KARAŞAR ADININ KAYNAĞI
Karaşar'ın ismini, erkeklerin başlarında siyah puşu, bellerinde Karaşal, bacaklarında siyah şalvar kullanmasından; kadınların ise başlarında fes ve çember (abani), sırtlarında üç etekli entari ve bunu tamamlayan feymana, bellerinde acem veya tarabulu denilen şal kuşağı kullanmasından aldığı, bu nedenle çevrede yöre insanının Karaşallılar lakabıyla anıldıkları, bu deyişin zamanla Karaşar'a dönüştüğü söylenmektedir. Genellikle halkı sevecen, yardımsever, zeki ve son derece çalışkan insanlardır.
13.yüzyılda Moğol İmparatoru Cengiz Han'ın İran'ın kuzeydoğusunda bulunan Horasan bölgesini ele geçirmesiyle burada yaşayan Türkmen boylarının bir bölümü Konya yakınlarına göç etmişlerdir. Karaşar'ın ilk sakinleri de Horasan'dan Konya dolaylarına gelen boylardandır. Konya dolaylarında yörük olarak yaşarlarken boy içindeki bazı kargaşalıktan dolayı yedi aile içlerinden ayrılarak kuzeye doğru gitmişlerdir. Bu olay Osmanlı Devleti'nin yeni kurulduğu dönemlere rastlar. Bu yedi aile Beypazarı'nın doğusunda bulunan Yoğunpelit isimli bir köyün bulunduğu yerde bir kaynak başına (Şimşit Dere Kaynağı) ilk olarak yerleşmişlerdir.
Buraya gelen sakinler sonradan bilhassa gözden uzak olmak ve sürülerine elverişli bir yer bulmak için etrafı dağlar, tepeler ve büyük ormanlarla çevrili 1300 metre yükseklikteki bu tepelerden birinin eteğine kesin olarak bilinmemekle 1420 yılında yerleşmişlerdir.
Gelen bu yedi aileden Nadarlar doğu, Kaşlar kuzey, Kepiçler batı, Yağaplar güney yörelere yerleşmişlerdir. Aşiretin diğer aileleri olan Söğütoğulları, Ortaoğulları ve Simitoğulları da yakın yörelere dağılmışlardır.
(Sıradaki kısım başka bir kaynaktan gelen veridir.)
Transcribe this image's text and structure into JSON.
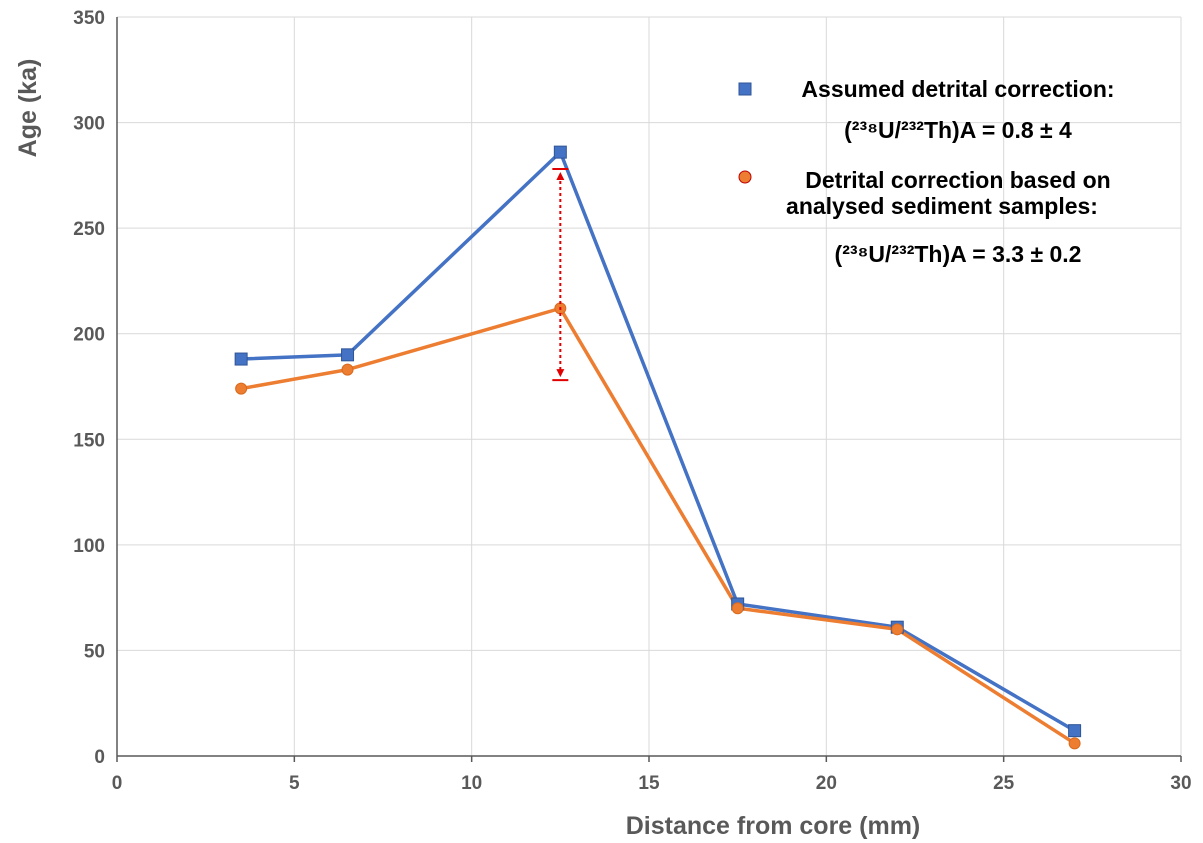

Karaşar'ın tarihi Türklerin anayurdu Orta Asya'ya kadar dayanır. Adını aynı adla anılan ve kökü Uygurların (Dokuz Oğuz-On Uygur) ilk yerleşim yeri olan Doğu Türkistan (Bugünkü Çin sınırları içinde bulunan Tanrı dağları-Beşbalık-Turfan-Karabalgasun bölgeleri) deki yerleşik bir Oğuz (Türkmen) boyundan almıştır. Nitekim Doğu Türkistan'da Karaşar ve Köseler adlı yerleşim yerleri vardır. Meydan Larouse'de Karaşar'ın, Türkistan'da Göktürkler ve Uygurlar zamanında iktisadi bakımdan hayli gelişmiş bir şehir olduğunu yazmaktadır. Ayrıca Prof. Dr. Lazslo Rosanyi'nın "Tarihte Türklük" adlı kitabında Kara Şahr olarak ismi zikredilmektedir.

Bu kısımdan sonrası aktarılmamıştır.